Not long, however, was he doomed to that solitude. By a strange coincidence, the two noble ladies whose conversation had so much interested him on the occasion of his first visit to the palace, entered the room shortly after nine o'clock. He recognised their voices immediately; and he was delighted at their arrival, for their former dialogues had awakened the most lively sentiments of curiosity in his mind. But since his intrusion in January, 1839, he had never seen nor heard them in his subsequent visits to the royal dwelling, until the present occasion; and now, as they advanced through the room together, he held his breath to catch the words that fell from them.
"The dinner-party was tiresome to-day, my dear countess," observed the duchess: "her Majesty did not appear to be in good spirits."
"Alas!" exclaimed the lady thus addressed, "our gracious sovereign's melancholy fits occur at less distant intervals as she grows older."
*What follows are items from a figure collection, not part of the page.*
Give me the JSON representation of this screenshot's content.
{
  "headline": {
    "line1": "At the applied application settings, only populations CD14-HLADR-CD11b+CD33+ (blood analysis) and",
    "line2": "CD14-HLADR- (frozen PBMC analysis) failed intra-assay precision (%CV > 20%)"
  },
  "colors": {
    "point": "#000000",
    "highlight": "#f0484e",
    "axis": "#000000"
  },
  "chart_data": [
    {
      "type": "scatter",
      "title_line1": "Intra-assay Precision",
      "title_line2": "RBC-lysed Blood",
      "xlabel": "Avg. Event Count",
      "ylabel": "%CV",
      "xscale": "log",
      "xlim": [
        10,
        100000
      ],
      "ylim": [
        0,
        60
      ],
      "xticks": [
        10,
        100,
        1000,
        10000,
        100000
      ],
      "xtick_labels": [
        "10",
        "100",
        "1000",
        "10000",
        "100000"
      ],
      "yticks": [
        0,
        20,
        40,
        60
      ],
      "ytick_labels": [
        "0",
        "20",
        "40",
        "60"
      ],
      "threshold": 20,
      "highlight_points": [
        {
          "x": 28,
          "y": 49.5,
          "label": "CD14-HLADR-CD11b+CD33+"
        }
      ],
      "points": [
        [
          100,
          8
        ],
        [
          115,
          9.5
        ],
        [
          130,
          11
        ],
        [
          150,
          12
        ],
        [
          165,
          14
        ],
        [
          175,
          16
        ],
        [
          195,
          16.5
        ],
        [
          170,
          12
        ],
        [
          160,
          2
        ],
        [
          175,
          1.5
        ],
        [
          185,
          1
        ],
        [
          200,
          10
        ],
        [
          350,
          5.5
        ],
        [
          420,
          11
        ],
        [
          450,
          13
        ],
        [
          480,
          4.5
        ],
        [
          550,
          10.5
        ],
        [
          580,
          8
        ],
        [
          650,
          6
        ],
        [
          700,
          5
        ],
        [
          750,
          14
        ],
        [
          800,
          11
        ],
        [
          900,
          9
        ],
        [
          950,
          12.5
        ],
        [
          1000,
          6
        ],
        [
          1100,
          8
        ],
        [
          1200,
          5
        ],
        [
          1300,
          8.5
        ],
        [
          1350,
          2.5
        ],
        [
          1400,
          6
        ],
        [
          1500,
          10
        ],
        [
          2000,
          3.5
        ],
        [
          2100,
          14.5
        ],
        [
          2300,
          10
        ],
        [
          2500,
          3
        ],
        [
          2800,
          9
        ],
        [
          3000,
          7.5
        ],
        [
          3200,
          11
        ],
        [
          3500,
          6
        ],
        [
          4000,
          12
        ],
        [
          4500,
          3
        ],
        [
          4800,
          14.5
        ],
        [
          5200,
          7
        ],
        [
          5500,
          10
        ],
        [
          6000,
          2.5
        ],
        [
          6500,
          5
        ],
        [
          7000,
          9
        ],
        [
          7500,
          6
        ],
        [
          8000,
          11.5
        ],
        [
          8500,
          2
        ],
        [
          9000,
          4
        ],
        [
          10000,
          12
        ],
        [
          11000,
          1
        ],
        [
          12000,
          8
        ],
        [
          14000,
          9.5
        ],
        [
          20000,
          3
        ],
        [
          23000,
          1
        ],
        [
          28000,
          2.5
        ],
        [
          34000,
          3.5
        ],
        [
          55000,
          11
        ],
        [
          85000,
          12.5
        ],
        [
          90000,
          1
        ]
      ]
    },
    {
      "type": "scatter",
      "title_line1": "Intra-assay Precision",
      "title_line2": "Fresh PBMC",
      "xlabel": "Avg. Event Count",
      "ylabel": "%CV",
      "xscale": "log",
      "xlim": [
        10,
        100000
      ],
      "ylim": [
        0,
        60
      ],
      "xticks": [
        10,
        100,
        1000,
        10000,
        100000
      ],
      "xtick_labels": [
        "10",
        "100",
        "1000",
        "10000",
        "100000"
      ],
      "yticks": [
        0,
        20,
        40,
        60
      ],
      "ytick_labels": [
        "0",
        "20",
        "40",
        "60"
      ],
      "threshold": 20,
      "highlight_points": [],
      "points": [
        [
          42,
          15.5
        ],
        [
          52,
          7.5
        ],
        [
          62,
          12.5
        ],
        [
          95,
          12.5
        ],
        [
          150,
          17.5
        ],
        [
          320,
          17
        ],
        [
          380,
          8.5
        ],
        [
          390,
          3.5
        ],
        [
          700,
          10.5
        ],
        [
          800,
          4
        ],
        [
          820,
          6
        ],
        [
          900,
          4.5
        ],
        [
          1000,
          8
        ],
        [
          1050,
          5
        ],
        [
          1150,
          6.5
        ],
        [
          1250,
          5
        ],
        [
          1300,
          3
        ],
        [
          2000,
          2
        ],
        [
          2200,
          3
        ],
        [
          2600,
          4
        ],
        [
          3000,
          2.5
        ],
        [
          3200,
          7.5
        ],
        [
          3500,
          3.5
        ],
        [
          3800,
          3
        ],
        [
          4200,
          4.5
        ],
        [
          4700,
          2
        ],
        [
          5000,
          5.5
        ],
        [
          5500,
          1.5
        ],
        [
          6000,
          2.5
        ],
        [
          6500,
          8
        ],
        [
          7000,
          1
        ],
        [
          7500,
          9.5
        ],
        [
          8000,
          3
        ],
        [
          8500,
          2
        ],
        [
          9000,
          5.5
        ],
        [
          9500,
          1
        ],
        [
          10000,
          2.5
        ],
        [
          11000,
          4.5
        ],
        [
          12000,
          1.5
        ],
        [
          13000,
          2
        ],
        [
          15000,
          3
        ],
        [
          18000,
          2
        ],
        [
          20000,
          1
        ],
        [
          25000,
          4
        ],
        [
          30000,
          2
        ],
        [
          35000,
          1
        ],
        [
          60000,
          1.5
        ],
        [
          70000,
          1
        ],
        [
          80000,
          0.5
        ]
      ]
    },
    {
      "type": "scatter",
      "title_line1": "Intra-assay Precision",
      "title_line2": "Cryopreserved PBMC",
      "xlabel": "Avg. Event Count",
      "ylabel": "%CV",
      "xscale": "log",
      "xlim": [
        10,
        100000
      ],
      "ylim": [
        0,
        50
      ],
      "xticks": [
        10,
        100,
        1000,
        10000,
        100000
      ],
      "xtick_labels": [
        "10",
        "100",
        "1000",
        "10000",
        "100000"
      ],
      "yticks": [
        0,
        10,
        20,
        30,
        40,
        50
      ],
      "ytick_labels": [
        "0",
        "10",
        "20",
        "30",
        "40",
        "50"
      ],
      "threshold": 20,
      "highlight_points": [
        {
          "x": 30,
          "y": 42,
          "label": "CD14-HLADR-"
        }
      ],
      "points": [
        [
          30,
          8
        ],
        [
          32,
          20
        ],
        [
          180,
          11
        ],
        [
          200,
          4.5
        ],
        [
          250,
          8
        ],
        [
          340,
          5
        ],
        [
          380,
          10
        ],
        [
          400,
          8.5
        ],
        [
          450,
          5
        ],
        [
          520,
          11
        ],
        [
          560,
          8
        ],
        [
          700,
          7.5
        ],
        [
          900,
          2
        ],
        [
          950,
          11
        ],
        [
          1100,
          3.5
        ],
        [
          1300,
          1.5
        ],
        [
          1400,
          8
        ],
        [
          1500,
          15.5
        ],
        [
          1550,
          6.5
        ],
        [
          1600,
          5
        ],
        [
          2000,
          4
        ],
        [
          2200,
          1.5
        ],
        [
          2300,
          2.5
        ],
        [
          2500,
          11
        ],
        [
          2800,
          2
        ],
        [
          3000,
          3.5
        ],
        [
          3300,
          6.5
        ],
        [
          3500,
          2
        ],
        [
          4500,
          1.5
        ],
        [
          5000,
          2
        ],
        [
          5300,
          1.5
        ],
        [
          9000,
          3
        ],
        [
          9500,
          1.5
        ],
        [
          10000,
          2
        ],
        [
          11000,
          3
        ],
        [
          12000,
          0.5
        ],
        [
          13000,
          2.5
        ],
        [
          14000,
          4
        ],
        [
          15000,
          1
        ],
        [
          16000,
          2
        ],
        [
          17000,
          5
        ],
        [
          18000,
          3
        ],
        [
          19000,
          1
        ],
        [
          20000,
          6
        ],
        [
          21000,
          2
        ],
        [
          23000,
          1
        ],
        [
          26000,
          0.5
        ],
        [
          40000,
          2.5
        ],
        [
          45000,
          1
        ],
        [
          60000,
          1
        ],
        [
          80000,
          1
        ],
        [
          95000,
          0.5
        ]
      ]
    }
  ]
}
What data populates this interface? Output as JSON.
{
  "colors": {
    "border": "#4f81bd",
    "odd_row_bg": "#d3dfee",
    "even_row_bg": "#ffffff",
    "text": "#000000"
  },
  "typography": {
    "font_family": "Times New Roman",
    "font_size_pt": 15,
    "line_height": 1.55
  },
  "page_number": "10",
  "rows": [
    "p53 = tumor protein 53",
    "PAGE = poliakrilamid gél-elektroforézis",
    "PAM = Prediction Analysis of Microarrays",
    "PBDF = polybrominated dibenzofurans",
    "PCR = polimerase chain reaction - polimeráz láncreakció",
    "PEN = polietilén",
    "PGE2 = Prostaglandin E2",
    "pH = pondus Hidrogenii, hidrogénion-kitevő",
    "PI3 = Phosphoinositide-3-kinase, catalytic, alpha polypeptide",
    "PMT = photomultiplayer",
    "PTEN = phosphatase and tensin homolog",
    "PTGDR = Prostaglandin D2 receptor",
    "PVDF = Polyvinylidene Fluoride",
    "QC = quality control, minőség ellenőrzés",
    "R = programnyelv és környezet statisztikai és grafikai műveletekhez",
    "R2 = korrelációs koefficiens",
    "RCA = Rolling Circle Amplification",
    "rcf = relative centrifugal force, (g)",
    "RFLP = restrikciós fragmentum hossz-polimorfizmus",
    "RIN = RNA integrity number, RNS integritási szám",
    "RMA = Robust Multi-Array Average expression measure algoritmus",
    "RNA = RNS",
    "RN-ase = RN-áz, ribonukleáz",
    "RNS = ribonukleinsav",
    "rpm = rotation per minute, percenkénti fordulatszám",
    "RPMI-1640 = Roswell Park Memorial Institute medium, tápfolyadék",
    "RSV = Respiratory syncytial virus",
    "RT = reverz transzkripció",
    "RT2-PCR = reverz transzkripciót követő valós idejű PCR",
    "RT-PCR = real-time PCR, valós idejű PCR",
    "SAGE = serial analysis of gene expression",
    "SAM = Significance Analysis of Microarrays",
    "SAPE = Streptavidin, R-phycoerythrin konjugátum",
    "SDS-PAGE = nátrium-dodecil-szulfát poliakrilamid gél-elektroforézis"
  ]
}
"And yet her Majesty has every earthly reason to be happy," said the duchess. "The Prince appears to be devotedly attached to her; and the Princess Royal is a sweet babe."
"Worldly prosperity will not always ensure felicity," returned the countess; "and this your grace must have perceived amongst the circle of your acquaintance. Her Majesty is a prey to frequent fits of despondency, which are distressing to the faithful subjects who have the honour to be near the royal person. She will sit for an hour at a time, in moody contemplation of that sweet babe; and her countenance then wears an expression of such profound—such plaintive—such touching melancholy, that I have frequently wept to behold her thus."
"What can be the cause of this intermittent despondency?" inquired the duchess.
"It is constitutional," answered the countess. "The fit comes upon her Majesty at moments when she is surrounded by all the elements of pleasure, happiness, and joy. It is a dark spirit against which no mind, however powerful, can wrestle. The only method of mitigating the violence of its attacks is the bustle of travelling:—then novelty, change of scene, exercise, and the demonstrations of popular devotion seem to relieve our beloved sovereign from the influence of that morbid, moody melancholy."
"I believe that when we conversed upon this topic on a former occasion,—it must be at least two years ago,—your ladyship hinted at the existence of hereditary idiosyncrasies in the Royal Family?" observed the duchess, inquiringly. "Indeed," added her grace, hastily, "I well remember that you alluded to the unfortunate attachment of George the Third for a certain Quakeress——"
"Yes—Hannah Lightfoot, to whom the monarch, when a prince, was privately united," answered the countess. "His baffled love—the necessity which compelled him to renounce one to whom he was devotedly attached—and the constant dread which he entertained lest the secret of this marriage should transpire, acted upon his mind in a manner that subsequently produced those dread results which are matters of history."
"You allude to his madness," said the duchess, with a shudder.